VEGF receptor (VEGFR) is the receptor for vascular endothelial growth factor (VEGF). There are three main subtypes of VEGFR VEGFR 1/2/3. By alternative splicing modification, membrane-bound (mbVEGFR) or soluble (sVEGFR) forms are further generated. Phosphorylation of the intracellular VEGFR kinase domain triggers downstream cell signaling cascades, including the PI3K/AKT, PKC, Raf/Ras, and ERK pathways, leading to vascular/lymphatic endothelial cell proliferation and the formation of new blood vessel branches. Small molecule inhibitors of VEGFR have been used to inhibit advanced colorectal cancer (CRC). However, most are limited by intravenous administration, immunogenicity, and long-term treatment-induced autoimmune diseases. Here we introduce an orally effective small molecule VEGFR inhibitor, Fruquintinib. It enables sustained target inhibition and can be used in combination with chemotherapy drugs to avoid antibody limitations.

Fruquintinib (HMPL-013) is a potent and selective VEGFR 1/2/3 inhibitor with IC50 values of 33, 0.5, and 35 nM, respectively.

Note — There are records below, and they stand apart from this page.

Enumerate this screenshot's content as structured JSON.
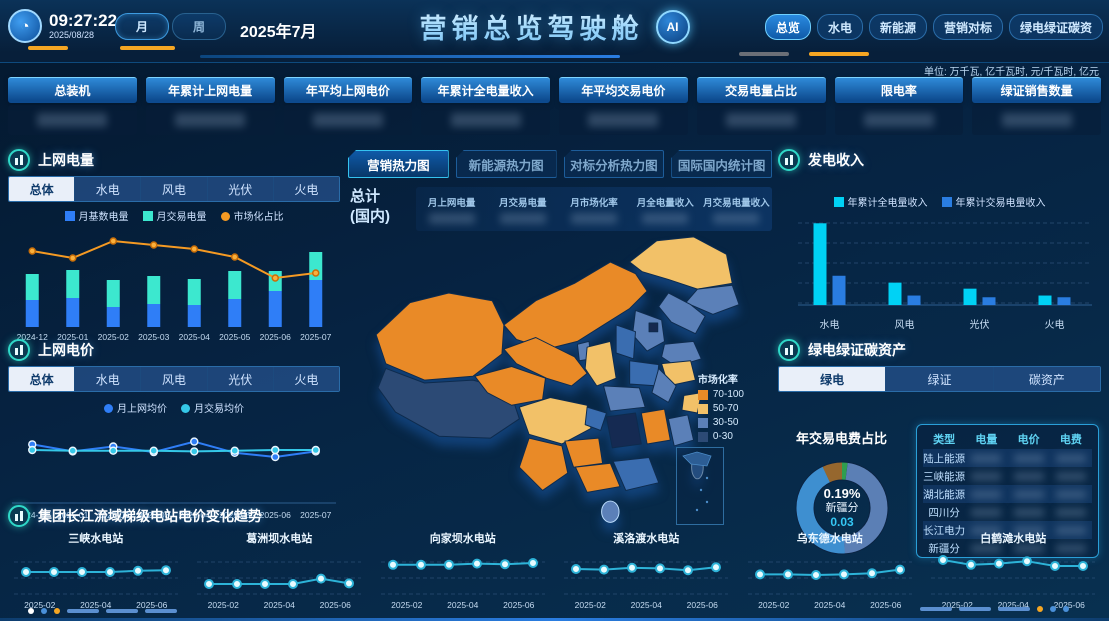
{
  "header": {
    "time": "09:27:22",
    "date": "2025/08/28",
    "period_month": "月",
    "period_week": "周",
    "current_period": "2025年7月",
    "title": "营销总览驾驶舱",
    "ai_badge": "AI",
    "nav": [
      "总览",
      "水电",
      "新能源",
      "营销对标",
      "绿电绿证碳资"
    ],
    "units_note": "单位: 万千瓦, 亿千瓦时, 元/千瓦时, 亿元"
  },
  "kpis": [
    "总装机",
    "年累计上网电量",
    "年平均上网电价",
    "年累计全电量收入",
    "年平均交易电价",
    "交易电量占比",
    "限电率",
    "绿证销售数量"
  ],
  "panels": {
    "grid_energy": {
      "title": "上网电量",
      "tabs": [
        "总体",
        "水电",
        "风电",
        "光伏",
        "火电"
      ],
      "active_tab": "总体",
      "legend": [
        "月基数电量",
        "月交易电量",
        "市场化占比"
      ]
    },
    "grid_price": {
      "title": "上网电价",
      "tabs": [
        "总体",
        "水电",
        "风电",
        "光伏",
        "火电"
      ],
      "active_tab": "总体",
      "legend": [
        "月上网均价",
        "月交易均价"
      ]
    },
    "heatmap": {
      "tabs": [
        "营销热力图",
        "新能源热力图",
        "对标分析热力图",
        "国际国内统计图"
      ],
      "active_tab": "营销热力图",
      "summary_label_line1": "总计",
      "summary_label_line2": "(国内)",
      "columns": [
        "月上网电量",
        "月交易电量",
        "月市场化率",
        "月全电量收入",
        "月交易电量收入"
      ],
      "legend_title": "市场化率",
      "legend": [
        {
          "label": "70-100",
          "color": "#e98a27"
        },
        {
          "label": "50-70",
          "color": "#f2c168"
        },
        {
          "label": "30-50",
          "color": "#5b80b8"
        },
        {
          "label": "0-30",
          "color": "#2c4a75"
        }
      ]
    },
    "gen_income": {
      "title": "发电收入",
      "legend": [
        "年累计全电量收入",
        "年累计交易电量收入"
      ]
    },
    "green": {
      "title": "绿电绿证碳资产",
      "tabs": [
        "绿电",
        "绿证",
        "碳资产"
      ],
      "active_tab": "绿电",
      "donut_label": "年交易电费占比",
      "donut_center": {
        "pct": "0.19%",
        "name": "新疆分",
        "value": "0.03"
      },
      "table": {
        "columns": [
          "类型",
          "电量",
          "电价",
          "电费"
        ],
        "rows": [
          "陆上能源",
          "三峡能源",
          "湖北能源",
          "四川分",
          "长江电力",
          "新疆分"
        ]
      }
    },
    "stations": {
      "title": "集团长江流域梯级电站电价变化趋势"
    }
  },
  "colors": {
    "base_bar": "#2f7ef7",
    "trade_bar": "#3ce8cf",
    "market_line": "#f59a23",
    "price_line1": "#2f7ef7",
    "price_line2": "#35c8e8",
    "income_bar1": "#00d2f5",
    "income_bar2": "#2a7de1",
    "mini_line": "#2db3d8"
  },
  "chart_data": [
    {
      "id": "grid_energy",
      "type": "bar",
      "title": "上网电量",
      "categories": [
        "2024-12",
        "2025-01",
        "2025-02",
        "2025-03",
        "2025-04",
        "2025-05",
        "2025-06",
        "2025-07"
      ],
      "stacked": true,
      "series": [
        {
          "name": "月基数电量",
          "type": "bar",
          "color": "#2f7ef7",
          "values": [
            27,
            29,
            20,
            23,
            22,
            28,
            36,
            47
          ]
        },
        {
          "name": "月交易电量",
          "type": "bar",
          "color": "#3ce8cf",
          "values": [
            26,
            28,
            27,
            28,
            26,
            28,
            20,
            28
          ]
        },
        {
          "name": "市场化占比",
          "type": "line",
          "color": "#f59a23",
          "values": [
            72,
            65,
            82,
            78,
            74,
            66,
            45,
            50
          ]
        }
      ],
      "ylim": [
        0,
        100
      ],
      "grid": false,
      "legend_position": "top"
    },
    {
      "id": "grid_price",
      "type": "line",
      "title": "上网电价",
      "categories": [
        "2024-12",
        "2025-01",
        "2025-02",
        "2025-03",
        "2025-04",
        "2025-05",
        "2025-06",
        "2025-07"
      ],
      "series": [
        {
          "name": "月上网均价",
          "color": "#2f7ef7",
          "values": [
            58,
            48,
            55,
            47,
            62,
            46,
            40,
            48
          ]
        },
        {
          "name": "月交易均价",
          "color": "#35c8e8",
          "values": [
            50,
            49,
            49,
            49,
            48,
            49,
            50,
            50
          ]
        }
      ],
      "ylim": [
        0,
        100
      ],
      "grid": false,
      "legend_position": "top"
    },
    {
      "id": "gen_income",
      "type": "bar",
      "title": "发电收入",
      "categories": [
        "水电",
        "风电",
        "光伏",
        "火电"
      ],
      "stacked": false,
      "series": [
        {
          "name": "年累计全电量收入",
          "color": "#00d2f5",
          "values": [
            95,
            26,
            19,
            11
          ]
        },
        {
          "name": "年累计交易电量收入",
          "color": "#2a7de1",
          "values": [
            34,
            11,
            9,
            9
          ]
        }
      ],
      "ylim": [
        0,
        100
      ],
      "grid": true,
      "legend_position": "top"
    },
    {
      "id": "green_donut",
      "type": "pie",
      "title": "年交易电费占比",
      "center_text": {
        "pct": "0.19%",
        "name": "新疆分",
        "value": "0.03"
      },
      "slices": [
        {
          "label": "slice-green",
          "value": 2,
          "color": "#2f9e4f"
        },
        {
          "label": "slice-steelblue",
          "value": 47,
          "color": "#5b7fb5"
        },
        {
          "label": "slice-azure",
          "value": 44,
          "color": "#3e8fd0"
        },
        {
          "label": "slice-brown",
          "value": 7,
          "color": "#96672e"
        }
      ]
    },
    {
      "id": "stations",
      "type": "line",
      "title": "集团长江流域梯级电站电价变化趋势",
      "x": [
        "2025-02",
        "2025-03",
        "2025-04",
        "2025-05",
        "2025-06",
        "2025-07"
      ],
      "tick_labels": [
        "2025-02",
        "2025-04",
        "2025-06"
      ],
      "series": [
        {
          "name": "三峡水电站",
          "values": [
            50,
            50,
            50,
            50,
            52,
            53
          ]
        },
        {
          "name": "葛洲坝水电站",
          "values": [
            30,
            30,
            30,
            30,
            39,
            31
          ]
        },
        {
          "name": "向家坝水电站",
          "values": [
            62,
            62,
            62,
            64,
            63,
            65
          ]
        },
        {
          "name": "溪洛渡水电站",
          "values": [
            55,
            54,
            57,
            56,
            53,
            58
          ]
        },
        {
          "name": "乌东德水电站",
          "values": [
            46,
            46,
            45,
            46,
            48,
            54
          ]
        },
        {
          "name": "白鹤滩水电站",
          "values": [
            70,
            62,
            64,
            68,
            60,
            60
          ]
        }
      ]
    }
  ]
}
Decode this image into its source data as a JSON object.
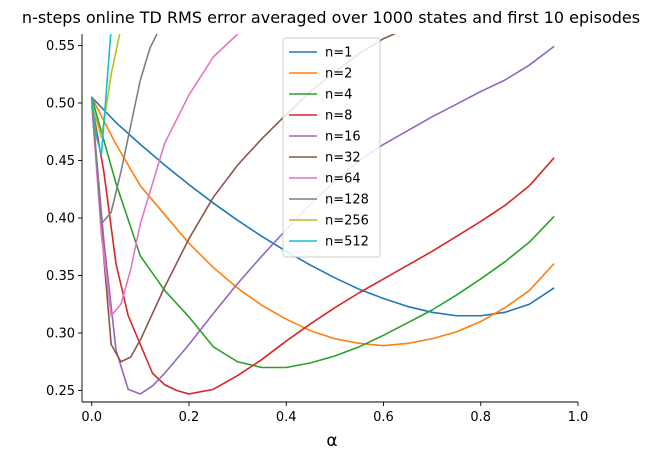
{
  "chart_data": {
    "type": "line",
    "title": "n-steps online TD RMS error averaged over 1000 states and first 10 episodes",
    "xlabel": "α",
    "ylabel": "",
    "xlim": [
      -0.02,
      1.0
    ],
    "ylim": [
      0.24,
      0.56
    ],
    "xticks": [
      0.0,
      0.2,
      0.4,
      0.6,
      0.8,
      1.0
    ],
    "xtick_labels": [
      "0.0",
      "0.2",
      "0.4",
      "0.6",
      "0.8",
      "1.0"
    ],
    "yticks": [
      0.25,
      0.3,
      0.35,
      0.4,
      0.45,
      0.5,
      0.55
    ],
    "ytick_labels": [
      "0.25",
      "0.30",
      "0.35",
      "0.40",
      "0.45",
      "0.50",
      "0.55"
    ],
    "grid": false,
    "legend_position": "top-center",
    "series": [
      {
        "name": "n=1",
        "color": "#1f77b4",
        "x": [
          0,
          0.05,
          0.1,
          0.15,
          0.2,
          0.25,
          0.3,
          0.35,
          0.4,
          0.45,
          0.5,
          0.55,
          0.6,
          0.65,
          0.7,
          0.75,
          0.8,
          0.85,
          0.9,
          0.95
        ],
        "y": [
          0.505,
          0.483,
          0.464,
          0.446,
          0.429,
          0.413,
          0.398,
          0.384,
          0.371,
          0.359,
          0.348,
          0.338,
          0.33,
          0.323,
          0.318,
          0.315,
          0.315,
          0.318,
          0.325,
          0.339
        ]
      },
      {
        "name": "n=2",
        "color": "#ff7f0e",
        "x": [
          0,
          0.05,
          0.1,
          0.15,
          0.2,
          0.25,
          0.3,
          0.35,
          0.4,
          0.45,
          0.5,
          0.55,
          0.6,
          0.65,
          0.7,
          0.75,
          0.8,
          0.85,
          0.9,
          0.95
        ],
        "y": [
          0.505,
          0.464,
          0.428,
          0.403,
          0.378,
          0.357,
          0.339,
          0.324,
          0.312,
          0.302,
          0.295,
          0.291,
          0.289,
          0.291,
          0.295,
          0.301,
          0.31,
          0.322,
          0.337,
          0.36
        ]
      },
      {
        "name": "n=4",
        "color": "#2ca02c",
        "x": [
          0,
          0.05,
          0.1,
          0.15,
          0.2,
          0.25,
          0.3,
          0.35,
          0.4,
          0.45,
          0.5,
          0.55,
          0.6,
          0.65,
          0.7,
          0.75,
          0.8,
          0.85,
          0.9,
          0.95
        ],
        "y": [
          0.505,
          0.43,
          0.367,
          0.337,
          0.314,
          0.288,
          0.275,
          0.27,
          0.27,
          0.274,
          0.28,
          0.288,
          0.298,
          0.309,
          0.32,
          0.333,
          0.347,
          0.362,
          0.379,
          0.401
        ]
      },
      {
        "name": "n=8",
        "color": "#d62728",
        "x": [
          0,
          0.025,
          0.05,
          0.075,
          0.1,
          0.125,
          0.15,
          0.175,
          0.2,
          0.25,
          0.3,
          0.35,
          0.4,
          0.45,
          0.5,
          0.55,
          0.6,
          0.65,
          0.7,
          0.75,
          0.8,
          0.85,
          0.9,
          0.95
        ],
        "y": [
          0.5,
          0.44,
          0.36,
          0.315,
          0.29,
          0.265,
          0.255,
          0.25,
          0.247,
          0.251,
          0.263,
          0.277,
          0.293,
          0.308,
          0.322,
          0.335,
          0.347,
          0.359,
          0.371,
          0.384,
          0.397,
          0.411,
          0.428,
          0.452
        ]
      },
      {
        "name": "n=16",
        "color": "#9467bd",
        "x": [
          0,
          0.025,
          0.05,
          0.075,
          0.1,
          0.125,
          0.15,
          0.2,
          0.25,
          0.3,
          0.35,
          0.4,
          0.45,
          0.5,
          0.55,
          0.6,
          0.65,
          0.7,
          0.75,
          0.8,
          0.85,
          0.9,
          0.95
        ],
        "y": [
          0.5,
          0.38,
          0.285,
          0.251,
          0.247,
          0.254,
          0.265,
          0.29,
          0.317,
          0.343,
          0.367,
          0.39,
          0.412,
          0.432,
          0.45,
          0.464,
          0.476,
          0.488,
          0.499,
          0.51,
          0.52,
          0.533,
          0.549
        ]
      },
      {
        "name": "n=32",
        "color": "#8c564b",
        "x": [
          0,
          0.02,
          0.04,
          0.06,
          0.08,
          0.1,
          0.15,
          0.2,
          0.25,
          0.3,
          0.35,
          0.4,
          0.45,
          0.5,
          0.55,
          0.6,
          0.65
        ],
        "y": [
          0.5,
          0.39,
          0.29,
          0.275,
          0.279,
          0.294,
          0.34,
          0.382,
          0.418,
          0.446,
          0.469,
          0.49,
          0.51,
          0.527,
          0.543,
          0.556,
          0.565
        ]
      },
      {
        "name": "n=64",
        "color": "#e377c2",
        "x": [
          0,
          0.02,
          0.04,
          0.06,
          0.08,
          0.1,
          0.15,
          0.2,
          0.25,
          0.3
        ],
        "y": [
          0.5,
          0.385,
          0.315,
          0.325,
          0.355,
          0.395,
          0.465,
          0.507,
          0.54,
          0.56
        ]
      },
      {
        "name": "n=128",
        "color": "#7f7f7f",
        "x": [
          0,
          0.02,
          0.04,
          0.06,
          0.08,
          0.1,
          0.12,
          0.14
        ],
        "y": [
          0.505,
          0.395,
          0.405,
          0.44,
          0.48,
          0.52,
          0.548,
          0.565
        ]
      },
      {
        "name": "n=256",
        "color": "#bcbd22",
        "x": [
          0,
          0.02,
          0.04,
          0.06
        ],
        "y": [
          0.5,
          0.47,
          0.525,
          0.565
        ]
      },
      {
        "name": "n=512",
        "color": "#17becf",
        "x": [
          0,
          0.01,
          0.02,
          0.03,
          0.04
        ],
        "y": [
          0.503,
          0.47,
          0.455,
          0.51,
          0.565
        ]
      }
    ]
  }
}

Fruquintinib inhibits VEGF-A-dependent KDR phosphorylation and VEGF-A-induced primary HUVEC proliferation in HEK293-KDR cells with IC50s of 0.6 nM and 1.7 nM, respectively. It also inhibits VEGF-C-stimulated VEGFR3 phosphorylation and cell proliferation in primary HLECs with IC50s of 1.5 nM and 4.2 nM, respectively. And also inhibits tube branching, tube length, and area in a concentration-dependent manner. The tubule length of primary HUVECs is reduced by 74% and 94% at 0.03 and 0.3 μM Fruquintinib, respectively. Fruquintinib inhibits human venous endothelial cell (HUVEC) tubule growth and chorioallantoic membrane (CAM) angiogenesis.

Fruquintinib exhibits favorable pharmacokinetic profiles in multiple animal models. In the gastric cancer BGC-823 model, Fruquintinib inhibits tumor growth at doses of 0.5 and 2 mg/kg (once daily), with inhibition rates of 62.3% and 95.4-98.6%, respectively. When the dose increases to 5 mg/kg and 20 mg/kg, tumor regression rates is 24.1% and 48.6%, respectively. The level of anti-tumor growth activity of Fruquintinib varies in different tumor xenograft models. Fruquintinib significantly reduces microvessel density even at the lowest dose of 0.8 mg/kg.

In summary, Fruquintinib is an orally available VEGFR inhibitor that effectively inhibits angiogenesis and progression in gastric cancer models.


[1] Sun Q, et al. Cancer Biol Ther. 2014;15(12):1635-45.